Popeye was a very popular cartoon in China in the 1990s, so that makes some sense, but where did these other strange names come from? Kronick wrote about the phenomenon in his book, The Lighter Side of China.

He thinks foreign teachers assigned some of these names to students as kind of a joke.

"I think the English teachers that were here during the time were really having some fun," Kronick says. "I can't imagine where – we have a staff member named 'Morphine' — got his name."

Kronick's favorite English name, though, belongs to co-worker Phat Song.

Phat, whose Chinese name is Song Le, says no matter how you spell his name, it suits him. As we speak over Internet phone, he explains.

"You don't see me," Phat says. "I'm really fat. I'm F-A-T. I'm really F-A-T."

Phat stands a little over 5-foot-8 and weighs about 220 pounds.

He didn't get his name from a teacher, he chose it himself about 15 years ago after drinking with a bunch of Americans in a Beijing bar.

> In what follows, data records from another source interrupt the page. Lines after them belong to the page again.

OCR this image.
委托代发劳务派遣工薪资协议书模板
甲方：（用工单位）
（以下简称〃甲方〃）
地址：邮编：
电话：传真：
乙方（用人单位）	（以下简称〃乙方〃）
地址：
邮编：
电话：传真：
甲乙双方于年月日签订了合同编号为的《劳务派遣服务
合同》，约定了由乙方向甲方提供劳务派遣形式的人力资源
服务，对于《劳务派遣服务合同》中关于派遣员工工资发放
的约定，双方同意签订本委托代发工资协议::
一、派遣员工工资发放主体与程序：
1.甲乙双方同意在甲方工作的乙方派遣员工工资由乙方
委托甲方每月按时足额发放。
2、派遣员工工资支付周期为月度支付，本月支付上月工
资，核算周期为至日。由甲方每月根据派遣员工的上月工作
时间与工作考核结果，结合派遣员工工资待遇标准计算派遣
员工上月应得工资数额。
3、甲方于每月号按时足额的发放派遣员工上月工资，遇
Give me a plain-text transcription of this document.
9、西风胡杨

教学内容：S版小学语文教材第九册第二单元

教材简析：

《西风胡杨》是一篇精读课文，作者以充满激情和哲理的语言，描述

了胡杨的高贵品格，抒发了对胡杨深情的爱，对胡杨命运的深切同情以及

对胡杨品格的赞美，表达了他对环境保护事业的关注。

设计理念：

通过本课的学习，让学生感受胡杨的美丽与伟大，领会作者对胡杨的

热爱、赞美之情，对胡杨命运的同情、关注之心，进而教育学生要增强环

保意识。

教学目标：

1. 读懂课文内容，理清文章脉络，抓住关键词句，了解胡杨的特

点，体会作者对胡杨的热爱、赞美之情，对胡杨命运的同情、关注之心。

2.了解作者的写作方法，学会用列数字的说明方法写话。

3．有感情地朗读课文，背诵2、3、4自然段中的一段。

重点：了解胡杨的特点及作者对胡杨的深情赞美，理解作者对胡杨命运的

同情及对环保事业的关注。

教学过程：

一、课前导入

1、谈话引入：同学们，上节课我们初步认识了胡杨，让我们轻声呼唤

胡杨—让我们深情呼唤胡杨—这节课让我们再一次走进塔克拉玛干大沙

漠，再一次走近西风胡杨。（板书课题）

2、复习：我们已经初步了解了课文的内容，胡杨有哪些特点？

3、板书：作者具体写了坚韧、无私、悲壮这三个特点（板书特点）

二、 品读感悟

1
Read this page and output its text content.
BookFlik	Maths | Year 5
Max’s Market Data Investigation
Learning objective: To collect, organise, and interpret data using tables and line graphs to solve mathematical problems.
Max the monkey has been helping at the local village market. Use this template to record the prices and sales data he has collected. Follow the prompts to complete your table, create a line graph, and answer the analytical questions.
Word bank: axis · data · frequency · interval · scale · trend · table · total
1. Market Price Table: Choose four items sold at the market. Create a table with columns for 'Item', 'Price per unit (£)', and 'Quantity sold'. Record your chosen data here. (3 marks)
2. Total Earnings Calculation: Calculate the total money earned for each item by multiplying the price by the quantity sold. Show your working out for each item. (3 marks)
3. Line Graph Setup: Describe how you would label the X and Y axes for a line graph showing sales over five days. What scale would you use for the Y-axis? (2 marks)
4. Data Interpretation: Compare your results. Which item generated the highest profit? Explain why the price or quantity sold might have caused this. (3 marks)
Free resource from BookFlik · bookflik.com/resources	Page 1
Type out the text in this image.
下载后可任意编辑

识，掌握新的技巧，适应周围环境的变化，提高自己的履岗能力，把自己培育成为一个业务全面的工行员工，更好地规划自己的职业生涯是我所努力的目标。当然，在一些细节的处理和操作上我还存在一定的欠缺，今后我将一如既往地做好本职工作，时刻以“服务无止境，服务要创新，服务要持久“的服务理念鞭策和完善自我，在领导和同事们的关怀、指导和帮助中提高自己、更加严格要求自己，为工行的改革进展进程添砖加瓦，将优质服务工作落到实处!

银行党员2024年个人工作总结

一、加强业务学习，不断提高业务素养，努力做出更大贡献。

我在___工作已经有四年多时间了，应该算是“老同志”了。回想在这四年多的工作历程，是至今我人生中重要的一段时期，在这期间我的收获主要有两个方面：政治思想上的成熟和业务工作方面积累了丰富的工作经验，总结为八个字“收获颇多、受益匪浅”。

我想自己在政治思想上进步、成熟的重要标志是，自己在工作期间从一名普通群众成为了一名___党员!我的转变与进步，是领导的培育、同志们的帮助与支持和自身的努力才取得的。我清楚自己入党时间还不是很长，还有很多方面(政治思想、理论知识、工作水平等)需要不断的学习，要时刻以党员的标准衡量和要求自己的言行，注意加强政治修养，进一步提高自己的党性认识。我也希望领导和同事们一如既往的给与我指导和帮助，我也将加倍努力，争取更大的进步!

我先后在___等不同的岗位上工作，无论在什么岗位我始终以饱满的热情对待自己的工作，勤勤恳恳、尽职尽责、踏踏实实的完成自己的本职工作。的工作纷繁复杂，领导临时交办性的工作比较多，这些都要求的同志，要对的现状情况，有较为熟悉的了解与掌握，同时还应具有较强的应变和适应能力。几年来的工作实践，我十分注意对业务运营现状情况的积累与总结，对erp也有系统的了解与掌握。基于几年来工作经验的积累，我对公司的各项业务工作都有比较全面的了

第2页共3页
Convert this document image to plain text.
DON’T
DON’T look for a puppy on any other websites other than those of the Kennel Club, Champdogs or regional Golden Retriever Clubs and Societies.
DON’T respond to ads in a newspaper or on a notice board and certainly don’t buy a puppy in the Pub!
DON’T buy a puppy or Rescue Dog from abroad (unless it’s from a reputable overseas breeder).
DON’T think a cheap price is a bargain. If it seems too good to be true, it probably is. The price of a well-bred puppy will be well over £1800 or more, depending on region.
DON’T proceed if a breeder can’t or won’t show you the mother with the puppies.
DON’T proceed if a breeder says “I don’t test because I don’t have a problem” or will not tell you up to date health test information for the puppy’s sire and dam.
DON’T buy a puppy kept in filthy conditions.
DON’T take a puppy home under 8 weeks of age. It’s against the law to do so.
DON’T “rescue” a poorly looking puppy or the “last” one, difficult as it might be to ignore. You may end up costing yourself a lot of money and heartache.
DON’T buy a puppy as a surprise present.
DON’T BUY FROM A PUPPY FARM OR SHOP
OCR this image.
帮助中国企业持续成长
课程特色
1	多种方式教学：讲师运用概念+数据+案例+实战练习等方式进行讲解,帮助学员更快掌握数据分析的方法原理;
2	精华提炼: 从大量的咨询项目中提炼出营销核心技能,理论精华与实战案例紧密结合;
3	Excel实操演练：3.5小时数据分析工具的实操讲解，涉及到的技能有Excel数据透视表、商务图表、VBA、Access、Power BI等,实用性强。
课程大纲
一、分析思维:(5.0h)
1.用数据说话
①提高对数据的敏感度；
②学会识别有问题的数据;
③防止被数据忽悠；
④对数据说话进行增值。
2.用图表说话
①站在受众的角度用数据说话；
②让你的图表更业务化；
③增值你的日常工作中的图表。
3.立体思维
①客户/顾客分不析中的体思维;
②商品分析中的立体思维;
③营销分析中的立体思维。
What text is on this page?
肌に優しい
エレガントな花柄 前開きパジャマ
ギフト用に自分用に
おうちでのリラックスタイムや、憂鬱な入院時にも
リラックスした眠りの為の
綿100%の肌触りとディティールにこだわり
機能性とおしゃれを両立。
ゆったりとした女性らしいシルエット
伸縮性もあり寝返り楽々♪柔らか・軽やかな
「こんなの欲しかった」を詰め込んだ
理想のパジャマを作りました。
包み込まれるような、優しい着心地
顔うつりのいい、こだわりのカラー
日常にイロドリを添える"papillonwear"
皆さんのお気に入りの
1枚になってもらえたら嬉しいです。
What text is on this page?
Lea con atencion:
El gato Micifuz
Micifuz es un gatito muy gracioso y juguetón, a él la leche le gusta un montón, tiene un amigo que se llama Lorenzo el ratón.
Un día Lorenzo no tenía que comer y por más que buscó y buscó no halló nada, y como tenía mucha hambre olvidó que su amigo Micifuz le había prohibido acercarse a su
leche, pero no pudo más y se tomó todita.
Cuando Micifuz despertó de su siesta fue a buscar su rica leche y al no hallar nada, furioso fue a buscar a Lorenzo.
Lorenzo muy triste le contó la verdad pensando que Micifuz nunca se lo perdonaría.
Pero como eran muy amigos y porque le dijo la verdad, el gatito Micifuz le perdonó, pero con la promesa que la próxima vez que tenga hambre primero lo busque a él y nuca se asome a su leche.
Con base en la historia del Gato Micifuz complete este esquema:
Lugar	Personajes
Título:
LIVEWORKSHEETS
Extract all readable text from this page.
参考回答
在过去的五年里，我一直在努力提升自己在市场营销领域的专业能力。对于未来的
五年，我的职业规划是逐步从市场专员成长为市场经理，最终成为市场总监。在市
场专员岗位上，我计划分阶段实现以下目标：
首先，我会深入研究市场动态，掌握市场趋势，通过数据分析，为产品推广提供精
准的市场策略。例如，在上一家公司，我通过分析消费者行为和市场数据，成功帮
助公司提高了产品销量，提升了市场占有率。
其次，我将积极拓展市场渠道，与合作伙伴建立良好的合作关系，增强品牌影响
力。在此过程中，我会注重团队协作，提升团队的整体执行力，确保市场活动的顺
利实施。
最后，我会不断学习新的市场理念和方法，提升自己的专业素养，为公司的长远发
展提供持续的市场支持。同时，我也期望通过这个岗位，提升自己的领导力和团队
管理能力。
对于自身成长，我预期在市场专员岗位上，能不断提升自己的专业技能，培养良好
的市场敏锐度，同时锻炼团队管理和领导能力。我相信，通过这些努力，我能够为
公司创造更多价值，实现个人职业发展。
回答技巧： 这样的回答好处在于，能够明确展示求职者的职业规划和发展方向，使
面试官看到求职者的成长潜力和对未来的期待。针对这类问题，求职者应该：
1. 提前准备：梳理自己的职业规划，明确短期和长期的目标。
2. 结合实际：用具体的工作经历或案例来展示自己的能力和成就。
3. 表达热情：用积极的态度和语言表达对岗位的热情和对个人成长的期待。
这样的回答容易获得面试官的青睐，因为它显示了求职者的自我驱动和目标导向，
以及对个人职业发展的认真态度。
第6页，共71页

"'Phat,' that's the first American slang I learned," he says. "It's a black people's slang. You always use this word to describe something cool."

Like many Chinese, Phat was drawn to his name because it was different and a way to stand out in a culture that's changing, but still fairly conformist. He asked his American buddies if it was a good name.

"They laughed," Phat recalls. "They said, 'It's weird. It's not a man's name.' I said, 'I don't care, because a name is for people to remember you.'"

Phat says it works. After he introduces himself to foreigners, most never forget.